Language
We will discuss some general semantics through patterns of miscommunication and their contributing factors.Bypassing
Bypassing occurs when the sender and receiver of a message fail to meet each other with meanings. There are two varieties of bypassing: Same Word--Different Things and Different Words--Same Thing. An important contributing factor to bypassing includes our assumption of mono-usage. Words can be interpreted differently due to context, tone, inflection, and a multitude of other factors. To assume the words we use only have one use would be neglecting all other possible definitions the word has in other contexts. This also leads to another factor of bypassing: actor/perceiver differences. As the very definition of "bypassing" states, different people have different definitions for the same words...or different words mean the same thing.
Anger falls victim to bypassing just as easily as words do. While you may believe your actions were justifiable, an observor may feel like you were too deviant with your anger. Other employees may feel you did not show enough anger. Claiming that you were calm in a situation while other people say you were out-of-line is a clear indication of bypassing.
Allness
Allness arises from our assumption that we can know everything and say all important aspects of a particular subject. Some of the contributing factors to allness include some common modes of allness. One of these modes refers to our habit of abstracting certain details and treating those select details as everything necessary to know about the subject. We succumb to allness through the contributing factor of allowing the disliked parts of a subject represent the whole subject.

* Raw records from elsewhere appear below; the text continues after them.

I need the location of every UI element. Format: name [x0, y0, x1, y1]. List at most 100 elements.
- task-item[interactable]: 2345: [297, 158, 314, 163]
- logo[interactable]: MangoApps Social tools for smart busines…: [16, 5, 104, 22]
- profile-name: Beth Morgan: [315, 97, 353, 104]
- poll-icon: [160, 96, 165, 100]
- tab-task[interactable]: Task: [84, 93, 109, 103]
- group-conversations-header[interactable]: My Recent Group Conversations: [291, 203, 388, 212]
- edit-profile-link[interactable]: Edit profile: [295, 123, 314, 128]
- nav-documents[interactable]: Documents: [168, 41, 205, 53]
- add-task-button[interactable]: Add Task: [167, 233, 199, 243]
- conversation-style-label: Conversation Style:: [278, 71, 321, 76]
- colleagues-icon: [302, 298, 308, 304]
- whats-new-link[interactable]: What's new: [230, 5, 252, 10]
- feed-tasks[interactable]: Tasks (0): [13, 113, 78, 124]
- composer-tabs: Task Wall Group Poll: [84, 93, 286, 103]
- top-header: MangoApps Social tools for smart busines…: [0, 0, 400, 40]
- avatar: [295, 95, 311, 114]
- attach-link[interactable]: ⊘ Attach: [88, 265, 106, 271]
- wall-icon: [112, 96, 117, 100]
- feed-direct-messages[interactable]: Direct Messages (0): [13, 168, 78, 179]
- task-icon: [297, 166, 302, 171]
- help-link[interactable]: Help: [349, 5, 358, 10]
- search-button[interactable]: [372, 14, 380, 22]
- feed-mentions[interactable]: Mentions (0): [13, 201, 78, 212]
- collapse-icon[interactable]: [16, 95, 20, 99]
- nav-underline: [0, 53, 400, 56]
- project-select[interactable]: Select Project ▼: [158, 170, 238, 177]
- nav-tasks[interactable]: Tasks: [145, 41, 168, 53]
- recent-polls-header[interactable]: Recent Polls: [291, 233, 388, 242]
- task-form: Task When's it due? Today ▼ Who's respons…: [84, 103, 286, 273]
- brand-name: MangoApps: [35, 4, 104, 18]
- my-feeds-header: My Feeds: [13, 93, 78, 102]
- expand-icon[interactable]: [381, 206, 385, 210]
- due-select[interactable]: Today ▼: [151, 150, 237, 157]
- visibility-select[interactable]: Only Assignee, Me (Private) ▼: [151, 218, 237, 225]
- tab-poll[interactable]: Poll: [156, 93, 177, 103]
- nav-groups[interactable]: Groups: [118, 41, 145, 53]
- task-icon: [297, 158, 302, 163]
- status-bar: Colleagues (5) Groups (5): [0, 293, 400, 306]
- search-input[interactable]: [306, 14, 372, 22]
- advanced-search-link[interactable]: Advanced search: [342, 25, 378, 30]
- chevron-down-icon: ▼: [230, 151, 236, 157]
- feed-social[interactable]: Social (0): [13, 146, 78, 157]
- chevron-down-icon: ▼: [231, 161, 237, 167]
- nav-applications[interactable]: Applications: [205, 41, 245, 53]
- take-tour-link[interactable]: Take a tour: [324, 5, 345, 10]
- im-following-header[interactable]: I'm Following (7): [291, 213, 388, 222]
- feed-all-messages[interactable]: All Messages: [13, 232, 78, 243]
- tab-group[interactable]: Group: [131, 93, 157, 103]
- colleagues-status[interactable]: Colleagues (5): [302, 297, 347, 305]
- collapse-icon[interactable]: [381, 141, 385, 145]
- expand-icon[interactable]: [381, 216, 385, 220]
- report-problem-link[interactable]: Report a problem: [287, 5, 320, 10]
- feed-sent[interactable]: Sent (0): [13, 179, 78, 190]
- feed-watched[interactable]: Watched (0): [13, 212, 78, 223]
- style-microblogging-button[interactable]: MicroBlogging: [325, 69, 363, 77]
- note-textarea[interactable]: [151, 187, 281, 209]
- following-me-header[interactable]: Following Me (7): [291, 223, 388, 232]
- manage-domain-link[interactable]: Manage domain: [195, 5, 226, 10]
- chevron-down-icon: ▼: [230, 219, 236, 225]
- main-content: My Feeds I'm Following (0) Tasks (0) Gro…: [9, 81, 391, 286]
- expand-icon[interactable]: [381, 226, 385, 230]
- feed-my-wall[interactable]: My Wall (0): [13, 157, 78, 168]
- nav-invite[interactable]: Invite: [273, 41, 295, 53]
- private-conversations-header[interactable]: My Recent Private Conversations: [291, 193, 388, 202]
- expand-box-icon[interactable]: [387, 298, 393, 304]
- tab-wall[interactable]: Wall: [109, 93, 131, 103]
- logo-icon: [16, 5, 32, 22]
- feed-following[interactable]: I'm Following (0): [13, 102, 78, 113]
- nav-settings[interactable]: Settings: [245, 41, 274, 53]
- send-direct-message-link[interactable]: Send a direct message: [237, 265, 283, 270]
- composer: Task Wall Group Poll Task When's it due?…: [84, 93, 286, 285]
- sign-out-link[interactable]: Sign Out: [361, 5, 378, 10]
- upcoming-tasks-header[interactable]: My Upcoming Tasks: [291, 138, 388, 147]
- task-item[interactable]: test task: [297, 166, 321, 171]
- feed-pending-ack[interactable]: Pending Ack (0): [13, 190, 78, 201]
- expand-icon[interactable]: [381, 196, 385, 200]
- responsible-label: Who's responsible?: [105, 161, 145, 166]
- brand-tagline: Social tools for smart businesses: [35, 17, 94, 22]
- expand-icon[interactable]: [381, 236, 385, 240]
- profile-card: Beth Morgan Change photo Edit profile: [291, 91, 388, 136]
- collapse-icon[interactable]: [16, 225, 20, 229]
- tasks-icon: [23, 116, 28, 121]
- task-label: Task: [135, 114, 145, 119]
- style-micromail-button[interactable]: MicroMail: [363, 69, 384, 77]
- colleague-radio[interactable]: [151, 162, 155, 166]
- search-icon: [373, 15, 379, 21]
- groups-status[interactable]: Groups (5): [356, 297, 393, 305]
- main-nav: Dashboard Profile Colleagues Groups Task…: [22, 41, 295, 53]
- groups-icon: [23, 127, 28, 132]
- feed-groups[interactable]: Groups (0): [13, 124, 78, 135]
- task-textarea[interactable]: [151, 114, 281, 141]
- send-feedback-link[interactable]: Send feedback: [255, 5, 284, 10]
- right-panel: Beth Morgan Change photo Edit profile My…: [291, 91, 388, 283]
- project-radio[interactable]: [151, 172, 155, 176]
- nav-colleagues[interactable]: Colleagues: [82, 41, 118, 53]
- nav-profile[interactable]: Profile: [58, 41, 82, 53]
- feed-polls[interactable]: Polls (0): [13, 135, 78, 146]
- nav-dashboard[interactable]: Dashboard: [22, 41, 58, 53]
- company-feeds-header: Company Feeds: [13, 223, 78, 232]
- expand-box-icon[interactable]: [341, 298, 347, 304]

We use allness to describe anger all the time. This is a direct allusion to limiting our choice of dog breeds between bulldogs and poodles. Because our abstraction of events only selects few details, we generally assume we have full knowledge of what anger is and how to use it. We believe that anger is negative, and no other forms exist; you are either angry or you are not.
Polarization
Polarization is a differentiation failure where we confuse contraries for contradictories. A contrary is any subject or term that has middle ground and cannot be described by "either/or" statements. A contradictory is a much rarer case since it can use "either/or" in the instance of any one subject where one must occur, but both cannot. This is the most prevalent miscommunication pattern to anger. Contributing factors to polarization are neglect of middle ground, conditioning, expediancy, and grammatical form.
Since polarization has such a strong hold on anger, it is no wonder that all contributing factors affect the image of anger use. We generally use the same gramatical form for contradictories (either/or) to describe a person using anger. Neglecting the middle ground, or ignoring the space between "angry" and "calm", constructs the idea of anger only being used by people who are out-of-line. This immediately leads to expediency, since it is easier to group angry people together than to separate them into all of the other possible classifications.